The fountain that you will find in this square is called Madonna Verona and it has a twin soul: the head was sculpted in Medieval times while its Roman body is the one of a pagan goddess. She symbolizes of the union between the classical world and modern Christian age. And this union was exactly the union Dante was dreaming of.
8th Stop – Church of Saint Anastasia: Dante did not see this church because it was under construction. Dominican monks wanted to dedicate this church to their founder, Saint Dominic, the saint venerated by Dante. Sant’Anastasia was realized in Gothic style. Inside of t you can see a lot of beautiful paintings, such as the famous fresco “Saint George and the Princess” by Pisanello. It also seems that near this church there was the very first tomb containing Dante’s descendants.
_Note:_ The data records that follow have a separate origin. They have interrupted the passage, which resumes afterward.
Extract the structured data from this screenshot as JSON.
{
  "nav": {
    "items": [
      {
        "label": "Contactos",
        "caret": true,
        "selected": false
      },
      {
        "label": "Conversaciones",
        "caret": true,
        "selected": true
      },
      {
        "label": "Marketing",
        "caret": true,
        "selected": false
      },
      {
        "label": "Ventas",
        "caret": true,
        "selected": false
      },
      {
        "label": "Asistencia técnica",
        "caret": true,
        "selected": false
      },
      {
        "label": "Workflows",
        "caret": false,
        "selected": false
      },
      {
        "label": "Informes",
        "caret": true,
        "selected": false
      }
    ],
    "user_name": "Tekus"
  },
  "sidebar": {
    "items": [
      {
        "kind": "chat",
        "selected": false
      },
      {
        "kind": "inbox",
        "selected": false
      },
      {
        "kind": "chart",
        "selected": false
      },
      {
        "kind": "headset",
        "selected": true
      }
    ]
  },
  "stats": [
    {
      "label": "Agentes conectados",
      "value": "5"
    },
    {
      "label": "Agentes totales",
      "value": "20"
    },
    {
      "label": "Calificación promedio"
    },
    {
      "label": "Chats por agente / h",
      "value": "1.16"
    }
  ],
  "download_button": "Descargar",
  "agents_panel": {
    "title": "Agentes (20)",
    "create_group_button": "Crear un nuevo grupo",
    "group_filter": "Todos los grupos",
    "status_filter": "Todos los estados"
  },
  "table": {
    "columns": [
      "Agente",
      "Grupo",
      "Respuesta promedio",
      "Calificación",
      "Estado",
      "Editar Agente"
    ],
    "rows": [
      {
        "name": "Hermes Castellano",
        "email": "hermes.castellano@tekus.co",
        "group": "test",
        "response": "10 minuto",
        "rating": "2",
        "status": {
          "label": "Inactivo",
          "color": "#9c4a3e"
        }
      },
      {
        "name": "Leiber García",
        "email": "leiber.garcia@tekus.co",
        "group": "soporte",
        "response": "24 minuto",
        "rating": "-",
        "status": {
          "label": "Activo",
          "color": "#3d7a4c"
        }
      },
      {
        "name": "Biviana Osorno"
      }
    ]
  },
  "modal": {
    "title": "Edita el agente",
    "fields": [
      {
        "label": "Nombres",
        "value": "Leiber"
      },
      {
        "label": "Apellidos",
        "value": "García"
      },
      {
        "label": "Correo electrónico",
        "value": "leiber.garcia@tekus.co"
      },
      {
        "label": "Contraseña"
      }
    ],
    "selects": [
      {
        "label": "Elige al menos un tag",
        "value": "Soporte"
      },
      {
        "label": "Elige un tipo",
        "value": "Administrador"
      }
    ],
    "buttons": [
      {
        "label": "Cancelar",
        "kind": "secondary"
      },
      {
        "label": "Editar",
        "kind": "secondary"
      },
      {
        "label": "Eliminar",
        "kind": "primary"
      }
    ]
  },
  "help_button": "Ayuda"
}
9th Stop – Brà Molinari Square, behind Sant’Anastasia: Piazza Bra is the main square of Verona. Here you can admire the majestic Arena as well as many other monuments and palaces: the XVII century Palazzo della Gran Guardia, which now houses exhibitions and conferences, the nineteenth-century Palazzo Barbieri, seat of the City Hall, and the Maffeiano Lapidary Museum.
10th Stop – Guglielmo Guarienti of Pastrengo’s House in Vicolo Verità: even Francesco Petrarca took refuge here in Verona. He was friends with Pietro Alighieri, Dante’s son. Petrarch’s father was also a friend of Dante’s and had been exiled from Florence for the same political reasons
11th Stop – Saint Helen’s Church next to the Cathedral: on 20th January 1320, Dante illustrated his dissertation on a much-discussed topic of those times (the problem of the level of waters with regard to land), in the hope of being awarded and of becoming professor at the university… But unfortunately, the conference was boycotted.
12th Stop – The Canonical Cloister: Petrarch and other intellectuals got closer to the Classics through the Capitular Library: in this ancient place they discovered Latin texts, which revealed a new world, and were to form the basis of the Renaissance. Dante came here often, because he was attracted to the place which housed Justinian’s Codes, the texts of Roman law which form the foundation of Western Civilization’s legal system.